Output details
35 - Music, Drama, Dance and Performing Arts
Rose Bruford College
Exosomatic (light) organ: Creating and using an ‘expressive instrument’ for theatre lighting control
Present-day theatre lighting control systems place great emphasis on providing rich and sophisticated ways to create and edit the lighting data that controls the lighting in performance. However, once the lighting has been programmed, replay for the most part comprises pressing the ‘go’ button on cue. Within the professional roles and responsibilities ascribed to lighting personnel, there is no requirement for the operator to be able to make an expressive contribution to the performance.

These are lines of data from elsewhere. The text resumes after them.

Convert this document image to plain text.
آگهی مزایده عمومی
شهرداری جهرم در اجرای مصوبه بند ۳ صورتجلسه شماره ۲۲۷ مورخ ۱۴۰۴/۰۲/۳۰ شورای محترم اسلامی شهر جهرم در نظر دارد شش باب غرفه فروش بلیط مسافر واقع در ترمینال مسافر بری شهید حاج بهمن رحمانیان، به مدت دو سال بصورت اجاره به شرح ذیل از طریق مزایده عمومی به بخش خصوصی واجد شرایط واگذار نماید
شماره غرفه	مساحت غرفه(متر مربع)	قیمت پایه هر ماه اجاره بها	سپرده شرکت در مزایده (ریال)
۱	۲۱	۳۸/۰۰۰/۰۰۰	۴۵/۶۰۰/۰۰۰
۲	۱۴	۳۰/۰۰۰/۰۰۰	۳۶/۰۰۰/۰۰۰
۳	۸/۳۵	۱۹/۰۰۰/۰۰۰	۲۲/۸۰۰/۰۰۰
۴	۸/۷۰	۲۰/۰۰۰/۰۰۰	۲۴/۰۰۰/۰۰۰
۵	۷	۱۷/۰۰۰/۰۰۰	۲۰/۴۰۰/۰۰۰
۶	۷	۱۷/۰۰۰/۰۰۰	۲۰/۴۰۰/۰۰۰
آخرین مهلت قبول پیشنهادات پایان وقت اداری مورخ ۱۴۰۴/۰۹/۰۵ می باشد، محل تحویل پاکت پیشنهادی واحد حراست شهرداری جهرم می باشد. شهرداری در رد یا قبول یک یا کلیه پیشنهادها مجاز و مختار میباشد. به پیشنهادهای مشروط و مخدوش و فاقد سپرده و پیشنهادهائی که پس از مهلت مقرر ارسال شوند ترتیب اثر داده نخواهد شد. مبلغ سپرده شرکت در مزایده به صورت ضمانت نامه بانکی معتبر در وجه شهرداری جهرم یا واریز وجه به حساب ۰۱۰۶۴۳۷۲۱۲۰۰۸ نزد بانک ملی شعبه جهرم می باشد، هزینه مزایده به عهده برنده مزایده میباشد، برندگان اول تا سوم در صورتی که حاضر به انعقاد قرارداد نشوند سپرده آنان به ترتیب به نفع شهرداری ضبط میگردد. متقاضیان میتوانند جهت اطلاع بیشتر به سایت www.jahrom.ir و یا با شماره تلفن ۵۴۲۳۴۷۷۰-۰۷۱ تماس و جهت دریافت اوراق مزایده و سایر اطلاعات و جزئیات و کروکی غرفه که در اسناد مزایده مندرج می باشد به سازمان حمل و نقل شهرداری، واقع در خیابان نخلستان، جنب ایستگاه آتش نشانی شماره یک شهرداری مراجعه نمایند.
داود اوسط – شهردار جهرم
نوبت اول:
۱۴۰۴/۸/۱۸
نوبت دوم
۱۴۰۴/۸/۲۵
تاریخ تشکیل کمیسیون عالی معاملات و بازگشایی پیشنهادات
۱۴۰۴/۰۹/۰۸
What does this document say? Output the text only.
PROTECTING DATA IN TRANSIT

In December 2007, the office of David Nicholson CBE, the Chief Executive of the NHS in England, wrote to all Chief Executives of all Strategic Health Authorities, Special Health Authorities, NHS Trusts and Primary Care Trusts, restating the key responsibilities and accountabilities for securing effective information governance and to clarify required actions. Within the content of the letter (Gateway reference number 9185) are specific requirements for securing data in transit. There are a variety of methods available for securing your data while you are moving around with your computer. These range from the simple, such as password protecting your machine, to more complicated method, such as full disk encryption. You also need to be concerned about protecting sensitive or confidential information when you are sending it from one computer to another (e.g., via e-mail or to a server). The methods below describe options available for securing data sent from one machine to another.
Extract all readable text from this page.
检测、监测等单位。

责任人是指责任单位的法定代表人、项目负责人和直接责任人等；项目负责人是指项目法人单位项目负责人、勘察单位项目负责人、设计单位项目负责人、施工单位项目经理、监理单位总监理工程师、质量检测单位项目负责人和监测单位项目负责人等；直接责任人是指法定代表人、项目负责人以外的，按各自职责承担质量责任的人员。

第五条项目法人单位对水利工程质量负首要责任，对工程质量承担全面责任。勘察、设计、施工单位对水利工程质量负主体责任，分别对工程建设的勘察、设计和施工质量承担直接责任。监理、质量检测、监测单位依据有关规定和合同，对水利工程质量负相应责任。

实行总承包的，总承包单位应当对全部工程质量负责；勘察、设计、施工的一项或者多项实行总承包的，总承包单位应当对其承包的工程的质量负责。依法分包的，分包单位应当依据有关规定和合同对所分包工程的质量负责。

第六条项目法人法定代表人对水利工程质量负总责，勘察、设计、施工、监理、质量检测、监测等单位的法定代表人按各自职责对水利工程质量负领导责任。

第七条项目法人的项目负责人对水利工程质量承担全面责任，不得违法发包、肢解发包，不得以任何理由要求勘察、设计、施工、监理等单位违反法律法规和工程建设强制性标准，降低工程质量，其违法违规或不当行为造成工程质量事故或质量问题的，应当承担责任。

In the article, Hunt describes a custom-designed and built lighting control interface that, while meeting other theatre lighting requirements, consciously offers its performer-operator an expressive, ‘playable’ instrument, based on a conceptual model of theatre lighting that emphasises the temporal dynamics of light over the static and synoptic. As well as a reformed conceptual model, Hunt’s lighting control offers the operator a range of alternative control interfaces with different expressive potentials, selectable according to the desired aesthetic and dramatic effect. Hunt also describes: the experience of operating the control system in the context of a research-performance; some of the finely-nuanced effects that it enabled; and its impact on the experience of actors and audience members.
Digital performance scholarship has extensively examined the relationship between the performer and a variety of technologies, but not theatre lighting and its operation. Hunt’s investigation points to the performance-making potential of a revised approach to theatre lighting that promotes the creative agency of the operator during the performance itself, effected through a suitably designed ‘playable’ interface.
The referenced performance project was devised to facilitate simultaneous enquiry into two distinct research questions, and outputs related to each have been submitted to REF 2014. Output 3 relates to an investigation into the ramifications of a revised lighting control interface. Output 4 articulates Hunt’s research into the spatial position of the lighting operator.